PORTO-VECCHIO: C’est le 5 juin que s’est achevé le festival itinérant corse du court métrage «Les Nuits Med». Un festival qui se revendique trait d’union entre divers pays de la rive méditerranéenne. Cette 14e édition, son président, Alix Ferraris, l’a voulue en présentiel en dépit des conditions sanitaires, car selon lui, rien ne remplace une salle de cinéma. C’est donc la cinémathèque corse de Porto-Vecchio qui a projeté 36 courts-métrages, un véritable cru de qualité qui confirme les talents émergents de la région, en particulier ceux du Maghreb et du Moyen-Orient, particulièrement récompensés cette année.
Trois jurys ont délibéré pour attribuer sept prix au total. Un jury professionnel, un jury presse et un jury talents qui ont longtemps délibéré tant la sélection était riche. Parmi le florilège de films présentés, ce sont les films égyptiens, tunisiens et turcs qui ont suscité le plus d’échanges animés, de par leur audace et l’angle qu’ils ont privilégié pour aborder des thématiques qui tournaient beaucoup autour de l’émigration, l’émancipation, des liens familiaux, de la condition de la femme et sa récente capacité dans le monde arabe à faire évoluer les diktats.
Ce festival, placé cette année sous le thème de l’insularité, est non seulement une ouverture sur la Méditerranée, mais aussi l’occasion de bâtir des ponts autour de ce qui reste le dernier espace de liberté au cinéma: le court-métrage. Pour Dominique Landron, ponte de la critique cinématographique, membre du syndicat de la critique française du cinéma, chroniqueur à RCFM et Corse-Matin, «le cinéma maghrébin a défié la censure et donné la chance aux femmes d’accéder au cinéma et de s’exporter».
Ce cinéma, à la base qualifié de «tiers-mondiste», a fait ses armes depuis les années 1970 pour rivaliser aujourd’hui avec les plus grands du secteur et s’exporter. «Il a défié la censure, s’est positionné comme un cinéma militant et a beaucoup mûri pour devenir beaucoup plus abouti, que ce soit au niveau du son ou de l’image», souligne-t-il à Arab News en français. Le court-métrage, la petite porte pour accéder à la cour des grands, se voit par ailleurs propulsé par l’avènement du numérique.
Pour leur édition 2021, Les Nuits Med ont donné à voir un univers méditerranéen plutôt sombre, témoin des temps tumultueux et des grands changements que traverse la région.

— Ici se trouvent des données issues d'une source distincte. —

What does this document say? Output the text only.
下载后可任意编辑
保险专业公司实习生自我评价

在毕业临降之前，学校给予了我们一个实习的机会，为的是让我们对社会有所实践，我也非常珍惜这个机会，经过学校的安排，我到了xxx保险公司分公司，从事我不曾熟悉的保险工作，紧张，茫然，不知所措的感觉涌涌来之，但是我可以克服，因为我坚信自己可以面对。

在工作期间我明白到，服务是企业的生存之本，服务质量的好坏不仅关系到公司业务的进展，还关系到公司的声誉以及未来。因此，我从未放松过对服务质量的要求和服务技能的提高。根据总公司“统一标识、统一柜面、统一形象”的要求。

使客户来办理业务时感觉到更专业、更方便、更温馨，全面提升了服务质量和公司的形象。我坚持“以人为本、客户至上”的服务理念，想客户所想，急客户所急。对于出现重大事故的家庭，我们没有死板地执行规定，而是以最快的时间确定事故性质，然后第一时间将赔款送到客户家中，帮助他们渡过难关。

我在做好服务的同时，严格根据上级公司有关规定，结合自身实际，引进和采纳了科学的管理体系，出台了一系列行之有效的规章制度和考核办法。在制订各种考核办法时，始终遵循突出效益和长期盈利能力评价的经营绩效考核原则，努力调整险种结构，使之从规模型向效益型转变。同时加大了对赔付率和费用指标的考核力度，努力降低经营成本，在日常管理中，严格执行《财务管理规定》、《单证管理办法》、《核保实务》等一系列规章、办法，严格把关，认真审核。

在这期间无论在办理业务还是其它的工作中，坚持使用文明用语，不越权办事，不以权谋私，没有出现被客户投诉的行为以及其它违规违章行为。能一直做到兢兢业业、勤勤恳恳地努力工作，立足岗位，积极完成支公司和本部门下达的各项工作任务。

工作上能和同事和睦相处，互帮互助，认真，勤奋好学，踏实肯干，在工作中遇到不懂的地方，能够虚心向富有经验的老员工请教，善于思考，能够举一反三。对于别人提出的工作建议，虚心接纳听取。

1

Grand favori et au final lauréat du jury presse, le film du jeune algérien Abdenoure Ziane, Jeûne d’été, apporte un brin de fraîcheur tout en traitant une thématique des plus sensibles avec une légèreté inédite. Deux jeunes adolescents, Kader et Rudy, observent le ramadan pour la première fois. Le jeune Abdenoure y évoque la religion à travers le personnage de Kader et son passage à l’âge adulte, sorte de distanciation indispensable pour embrasser sa religion l’islam. Une religion qu’il pratique totalement par choix, sans qu’elle aliène, d’où la curiosité de son ami Rudy qui finit par observer le ramadan par solidarité. Très intéressante est la posture du père de Kader, pratiquant, qui projette l’image d’un islam choisi.
«Il m’importait d’explorer ce rapport aux modèles sans les conspuer, questionner ce que l’on considère sacré, avoir une réflexion sur le positif et le rapport au temps, aux époques et aux genres d’où ce récit initiatique sur l’enfance sur fond de musique et décor western», déclare le jeune cinéaste, un des rares à se trouver sur place, Covid-19 oblige, qui ajoute que ce film est plus ou moins autobiographique.
Autre film à sortir du lot, celui de l’Égyptien Morad Mostafa, un court-métrage coup-de-poing sur la condition féminine. Dans un Moyen-Orient encore mû par les tabous et les interdits, What We Don’t Know About Mariam bouscule tous les codes dans une démarche de désinhibition totale, rarement vue dans le cinéma égyptien voire de la région.
Hors-jeu flagrant, du Tunisien Sami Tlili, dresse lui avec humour et tendresse le portrait d’une société tunisienne à travers les personnages de deux membres de l’autorité obsédés par un match de foot, et le Marocain Yazid el-Kadiri rend un bel hommage à l’art de la calligraphie arabe dans Encre ultime, quand Les Criminels du Turc Serhat Karaaslan dénonce ouvertement des mœurs répressives. Tous les pays participants avaient dépêché des ambassadeurs dont ils peuvent être fiers, preuve que la région abonde en talents créatifs qui n’attendent que les moyens de s’exprimer.
Quant à la soirée de clôture, elle s’est déroulée sous la houlette du cinéaste libanais Wissam Charaf, invité d’honneur, venu proposer une master class et la projection de son long-métrage et d’un de ses courts-métrages.